'We have lived here for a hundred years – from the time of my umamma [mother's mother].' This is what a middle-aged woman told these writers on 12 May, a few days after inhabitants of Mews Street, in Colombo 2, were evicted from their residences. A week earlier, municipal authorities had informed the 20-odd families that they were to be temporarily relocated to Thotalanga, a crowded settlement of homeless people living in the most meagre of conditions, before being given permanent housing. 'They said we would get flats in six months,' said one of the recent evicted. 'Until then we could live in the cardboard houses in Thotalanga. We refused. Then this happened.' The forced removal of these families caught the attention of the media for a brief moment. But in fact, their story is a long and ongoing one, intertwined with the story of Sri Lanka on the make in its post-war era.
The eviction of the residents of Mews Street is part of a larger campaign to 'clean up' the area for development and security purposes. A similar campaign took place in July 2008, when the residents of nearby Glennie Street, familiarly known as Kompannya Veediya, were likewise evicted from their homes, on the grounds that their proximity to the nearby Air Force and Army headquarters represented a threat to national security. Kompannya Veediya is what upper- and middle-class Colombo residents would identify as a slum or shanty. Yet apart from the presence of military establishments, it is also falling prey to other forms of gentrification – for instance, a former warehouse turned into an exclusive restaurant and art gallery.
The people of Kompannya Veediya claim longstanding tenure in the neighbourhood. But on 11 July 2008, the Ministry of Defence served eviction notices on the inhabitants of the 359 houses, asserting that they were on the ministry's land. The Urban Development Authority (UDA) planned to relocate the community to temporary accommodation, on the promise that they could take up residence within a year in a new housing complex being constructed in Dematogoda, a lower-middle-class locality in central Colombo.
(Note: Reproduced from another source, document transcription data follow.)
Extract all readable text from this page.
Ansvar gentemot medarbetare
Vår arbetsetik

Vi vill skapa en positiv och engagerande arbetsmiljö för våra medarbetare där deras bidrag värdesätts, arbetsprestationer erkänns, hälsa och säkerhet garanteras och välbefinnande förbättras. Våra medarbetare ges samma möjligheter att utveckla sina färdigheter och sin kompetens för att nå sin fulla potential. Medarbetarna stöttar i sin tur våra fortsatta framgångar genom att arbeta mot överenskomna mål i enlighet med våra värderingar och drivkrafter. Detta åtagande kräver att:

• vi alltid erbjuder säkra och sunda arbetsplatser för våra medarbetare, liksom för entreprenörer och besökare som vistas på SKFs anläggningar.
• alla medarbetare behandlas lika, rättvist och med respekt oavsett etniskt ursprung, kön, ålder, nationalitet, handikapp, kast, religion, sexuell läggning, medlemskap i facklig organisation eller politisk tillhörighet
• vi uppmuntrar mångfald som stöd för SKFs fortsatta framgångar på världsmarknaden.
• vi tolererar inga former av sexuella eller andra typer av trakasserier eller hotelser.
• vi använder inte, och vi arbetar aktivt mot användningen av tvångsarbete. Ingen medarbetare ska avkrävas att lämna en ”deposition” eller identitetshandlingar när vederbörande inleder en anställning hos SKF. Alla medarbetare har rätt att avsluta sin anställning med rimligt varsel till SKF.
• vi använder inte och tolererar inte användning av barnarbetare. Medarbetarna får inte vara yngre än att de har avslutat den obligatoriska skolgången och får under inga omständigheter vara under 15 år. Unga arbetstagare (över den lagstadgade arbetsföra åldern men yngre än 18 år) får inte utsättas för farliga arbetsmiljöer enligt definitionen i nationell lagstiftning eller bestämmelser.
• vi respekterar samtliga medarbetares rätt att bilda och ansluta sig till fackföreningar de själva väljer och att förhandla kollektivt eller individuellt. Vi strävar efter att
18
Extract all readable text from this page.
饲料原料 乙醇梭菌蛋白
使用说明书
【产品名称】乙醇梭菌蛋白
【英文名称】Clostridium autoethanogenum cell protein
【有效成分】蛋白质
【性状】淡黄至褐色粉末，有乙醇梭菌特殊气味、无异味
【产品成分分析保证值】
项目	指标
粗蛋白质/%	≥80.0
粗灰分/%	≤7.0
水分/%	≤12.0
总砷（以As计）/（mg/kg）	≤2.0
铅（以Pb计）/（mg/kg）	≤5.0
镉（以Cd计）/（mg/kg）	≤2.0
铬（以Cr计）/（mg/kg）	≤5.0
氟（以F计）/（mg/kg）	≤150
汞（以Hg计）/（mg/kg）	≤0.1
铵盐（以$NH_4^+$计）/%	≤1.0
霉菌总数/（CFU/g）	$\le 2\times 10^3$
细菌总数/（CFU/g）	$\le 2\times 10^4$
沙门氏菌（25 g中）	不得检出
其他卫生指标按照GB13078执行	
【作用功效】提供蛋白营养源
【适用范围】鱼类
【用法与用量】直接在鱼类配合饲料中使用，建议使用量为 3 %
The destruction of the Kompannya Veediya houses was also part of the municipal authorities' campaign to spruce up the city in preparation for the SAARC Summit, which Colombo would host in July-August 2008. The eviction was surrounded by political controversy, fuelled in part by the human dimension of working-class citizens attempting to preserve their homes against the Colombo Municipal Council's (CMC) bulldozers. A petition was filed with the Supreme Court on the residents' behalf by some members of the Parliamentary opposition, and the standoff was covered extensively by the media. However, the spectacle of outraged homeowners, visiting politicians, teargas and bulldozers was only the most recent and public chapter in a longstanding negotiation process between the Kompannya Veediya community and urban/national governance structures.